The PCJF filed a civil rights claim in October 2023 against the City and County of San Francisco, challenging the illegal and unconstitutional arrest and detention of 113 young people. The PCJF is currently preparing to file a federal civil rights class action lawsuit against San Francisco and police commanders.
Throughout 2020, the D.C. MPD conducted a widespread and forceful assault on protestors taking to the street of the District to rally against racist police violence. The PCJF seeks to end the MPD’s unconstitutional and punitive tactics of indiscriminately deploying less lethal weapons into crowds of persons engaged in First Amendment protected activities.
MPD officers used a false arrest as a thin excuse to storm BLM Plaza while creating widespread disarray and disruption of peaceful First Amendment activities.
Brave water protectors put their bodies on the line tirelessly and peacefully protesting the construction of the Line 3 pipeline in northern Minnesota, in opposition to the destruction of Indigenous land, resources, and the environment. The CPLL supported water protectors as they faced trumped up criminal charges for lawfully opposing the destruction of their land. This intense fight resulted in important victories and the dismissal of outrageous felony theft charges leveled against water protectors.

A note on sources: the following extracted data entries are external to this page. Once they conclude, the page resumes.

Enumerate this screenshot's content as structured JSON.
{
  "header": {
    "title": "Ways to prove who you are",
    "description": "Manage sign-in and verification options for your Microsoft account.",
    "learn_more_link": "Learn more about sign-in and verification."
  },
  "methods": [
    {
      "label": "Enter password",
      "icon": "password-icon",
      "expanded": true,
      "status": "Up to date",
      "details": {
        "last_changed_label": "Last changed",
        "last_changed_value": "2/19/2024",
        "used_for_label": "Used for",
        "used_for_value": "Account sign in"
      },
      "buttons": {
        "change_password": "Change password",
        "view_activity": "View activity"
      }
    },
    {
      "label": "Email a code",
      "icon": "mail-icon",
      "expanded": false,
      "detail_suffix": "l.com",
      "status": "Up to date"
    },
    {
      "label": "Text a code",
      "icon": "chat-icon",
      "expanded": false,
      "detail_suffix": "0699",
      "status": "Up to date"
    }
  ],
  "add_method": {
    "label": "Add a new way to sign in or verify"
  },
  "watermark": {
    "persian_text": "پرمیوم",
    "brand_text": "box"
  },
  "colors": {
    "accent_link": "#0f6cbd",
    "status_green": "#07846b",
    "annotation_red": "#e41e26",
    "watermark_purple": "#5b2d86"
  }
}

The Center for Protest Law & Litigation, working with our partners at Earthrights International, won a major victory on behalf of Line 3 Indigenous-led water protectors, obtaining a court ruling that a MN Sheriff’s blockade of their camp was illegal and which barred any ongoing efforts to obstruct access.
The PCJF and the Council on American-Islamic Relations (CAIR) represented journalist and filmmaker Abby Martin in the case of Martin v. Wrigley, a federal free speech lawsuit challenging Georgia’s anti-BDS law as unconstitutional. Martin's lawsuit helped lead to changes to the law in 2022.

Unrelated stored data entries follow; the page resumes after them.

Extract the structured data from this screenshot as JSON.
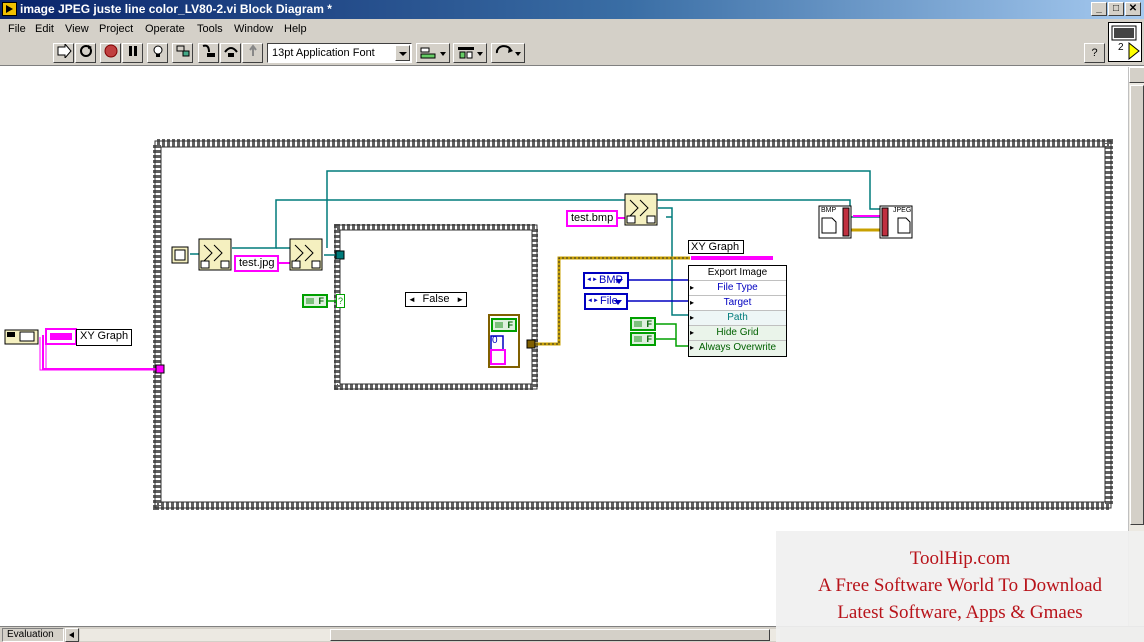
{
  "window": {
    "title": "image JPEG juste line color_LV80-2.vi Block Diagram *",
    "controls": {
      "minimize": "_",
      "maximize": "□",
      "close": "✕"
    },
    "doc_controls": {
      "minimize": "_",
      "maximize": "□",
      "close": "✕"
    }
  },
  "menu": [
    "File",
    "Edit",
    "View",
    "Project",
    "Operate",
    "Tools",
    "Window",
    "Help"
  ],
  "toolbar": {
    "font": "13pt Application Font",
    "buttons": [
      "run-arrow",
      "run-continuous",
      "abort",
      "pause",
      "highlight-execution",
      "retain-wire-values",
      "step-into",
      "step-over",
      "step-out"
    ],
    "help": "?"
  },
  "vi_icon": {
    "label": "2"
  },
  "diagram": {
    "xy_graph_terminal": "XY Graph",
    "string_jpg": "test.jpg",
    "string_bmp": "test.bmp",
    "case_selector": "False",
    "numeric_const": "0",
    "bool_true_label": "F",
    "property_node": {
      "title": "XY Graph",
      "rows": [
        "Export Image",
        "File Type",
        "Target",
        "Path",
        "Hide Grid",
        "Always Overwrite"
      ]
    },
    "enum_bmp": "BMP",
    "enum_file": "File",
    "bmp_block_label": "BMP",
    "jpeg_block_label": "JPEG"
  },
  "status": {
    "label": "Evaluation"
  },
  "watermark": {
    "line1": "ToolHip.com",
    "line2": "A Free Software World To Download",
    "line3": "Latest Software, Apps & Gmaes"
  },
  "colors": {
    "string_wire": "#ff00ff",
    "path_wire": "#007b7b",
    "boolean_wire": "#00a000",
    "enum_wire": "#0000c0",
    "structure_border": "#606060"
  }
}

Dundon v. Kirchmeier is a federal class action lawsuit filed with nine named plaintiffs on behalf of hundreds of water protectors who were attacked by law enforcement while demonstrating against a pipeline being built under the Missouri River in North Dakota.
In 2018, at the same time the Trump administration and other proponents of bigotry, repression, and environmental devastation ratcheted up their verbal attacks against a protest against them, they took concrete actions to shut down free speech actions in Washington, D.C. In rapid-response, PCJF then led a national organizing, education, and outreach campaign bringing together organizations and grassroots groups across the country, that resulted in more than 140,000 comments to the formal record.
The PCJF waged a decade long battle to strike down the District of Columbia’s unconstitutional regulations on postering winning a string of victories in the lower court which forced the District to repeatedly rewrite its unlawful regulations. The final iterations were upheld by the D.C. Circuit despite the PCJF’s continued objection to remaining rules that determined how posters were regulated based on the content of the words.
The PCJF and the Washington Lawyers’ Committee for Civil Rights & Urban Affairs filed a federal lawsuit against the Laurel Maryland Police Department for publicly strip-searching Allan Sergeant during a baseless traffic stop which occurred solely on the basis of racial profiling. The lawsuit ended with a $125,000 settlement for the plaintiff.